Open dbaron opened 6 years ago

dbaron commented 6 years ago

We got here from w3ctag/design-reviews#279, looking at this in a breakout within the TAG meeting.

One thing I noticed is that this seems, on some platforms, to add the ability to create a system-level notification with arbitrary text in it, and doesn't immediately appear to be gated on notification permission. This creates a risk of a site creating a background fetch called "Wiping your phone in 5 minutes unless you send [x] bitcoins to [addr]." or similar.

This actually occurred to me when I was looking at the explainer and noticing that its suggestions around title were partly something that could be provided by the implementation:

such as "Uploading 'Holiday in Rome'" or "Downloading 'Catastrophe season 2 episode 1'".
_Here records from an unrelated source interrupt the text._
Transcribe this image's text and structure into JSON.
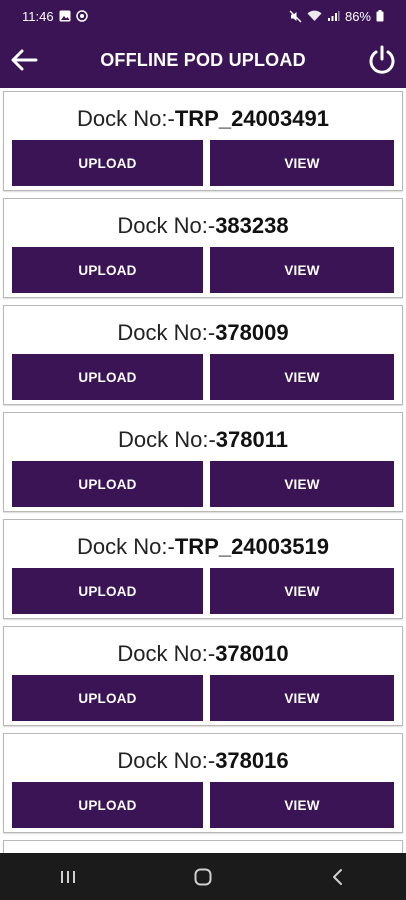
{
  "status_bar": {
    "time": "11:46",
    "battery": "86%"
  },
  "app_bar": {
    "title": "OFFLINE POD UPLOAD",
    "back_icon": "arrow-left-icon",
    "power_icon": "power-icon"
  },
  "dock_prefix": "Dock No:-",
  "buttons": {
    "upload": "UPLOAD",
    "view": "VIEW"
  },
  "items": [
    {
      "dock_no": "TRP_24003491"
    },
    {
      "dock_no": "383238"
    },
    {
      "dock_no": "378009"
    },
    {
      "dock_no": "378011"
    },
    {
      "dock_no": "TRP_24003519"
    },
    {
      "dock_no": "378010"
    },
    {
      "dock_no": "378016"
    }
  ],
  "colors": {
    "primary": "#3a1454",
    "nav_bar": "#1b1b1b"
  }
}
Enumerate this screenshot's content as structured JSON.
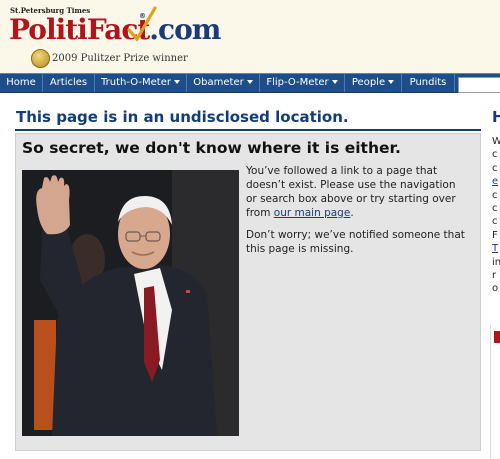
{
  "header": {
    "paper_name": "St.Petersburg Times",
    "logo_text": "PolitiFact",
    "logo_reg": "®",
    "logo_dot": ".com",
    "prize_text": "2009 Pulitzer Prize winner"
  },
  "nav": {
    "items": [
      {
        "label": "Home",
        "dropdown": false
      },
      {
        "label": "Articles",
        "dropdown": false
      },
      {
        "label": "Truth-O-Meter",
        "dropdown": true
      },
      {
        "label": "Obameter",
        "dropdown": true
      },
      {
        "label": "Flip-O-Meter",
        "dropdown": true
      },
      {
        "label": "People",
        "dropdown": true
      },
      {
        "label": "Pundits",
        "dropdown": false
      }
    ],
    "search_placeholder": ""
  },
  "main": {
    "page_title": "This page is in an undisclosed location.",
    "heading": "So secret, we don't know where it is either.",
    "message_1_pre": "You’ve followed a link to a page that doesn’t exist. Please use the navigation or search box above or try starting over from ",
    "message_1_link": "our main page",
    "message_1_post": ".",
    "message_2": "Don’t worry; we’ve notified someone that this page is missing."
  },
  "right_column": {
    "heading": "H",
    "lines": [
      "W",
      "c",
      "c",
      "e",
      "c",
      "c",
      "c",
      "F",
      "T",
      "in",
      "r",
      "o"
    ]
  },
  "colors": {
    "nav_bg": "#1e4e8a",
    "brand_red": "#b3131b",
    "brand_blue": "#123c7c",
    "header_bg": "#fbf8ea"
  }
}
in that if the implementation could provide the "Uploading" or "Downloading" part of the text rather than the caller then that would make this a little bit less powerful.

Alternatively, @slightlyoff pointed out that this ability could be gated by the notification permission. (Or maybe it only should be on those platforms whene the download/upload progress indicators could be confused with notifications.) (The spec currently suggests not making background fetch gated up-front by a permission.)

There are probably a bunch of other options here. But this may be worth thinking about.

jakearchibald commented 6 years ago

I agree this is worth thinking about.

My current thinking is that "browsers allow downloads to start automatically already, so why is this different?"

Example: https://auto-large-download-test.glitch.me/

The above page starts a large download automatically (in Chrome and Firefox anyway) and manifests as a notification. I can set the "title" to anything I want via the file name.

Being able to set an icon is new. Being able to listen to clicks on the notification is new. Being able to start downloads in the background (eg from a push message) is new.

The spec allows the download to start "paused", and the UA may present this however they want. If the fetch is started in the background, I'd recommend UAs start paused, and perhaps allow the user to opt into auto-accepting downloads from this origin.

jakearchibald commented 6 years ago

There's some discussion on whether there should be a specific permission here, rather than just starting downloads in a "paused" state https://github.com/WICG/background-fetch/issues/87.

dbaron commented 6 years ago

My current thinking is that "browsers allow downloads to start automatically already, so why is this different?"

My thinking on how this was different is that with what we have today, the browser would have "Downloading" as part of the notification, which substantially reduces the ability to create misleading notifications.

jakearchibald commented 6 years ago

This isn't the case in Firefox.

screenshot_20181031-091209

The browser is free to put "Downloading" in the notification in both cases.

I think the main difference is the developer can control what happens when the notification is clicked in the case of background fetch.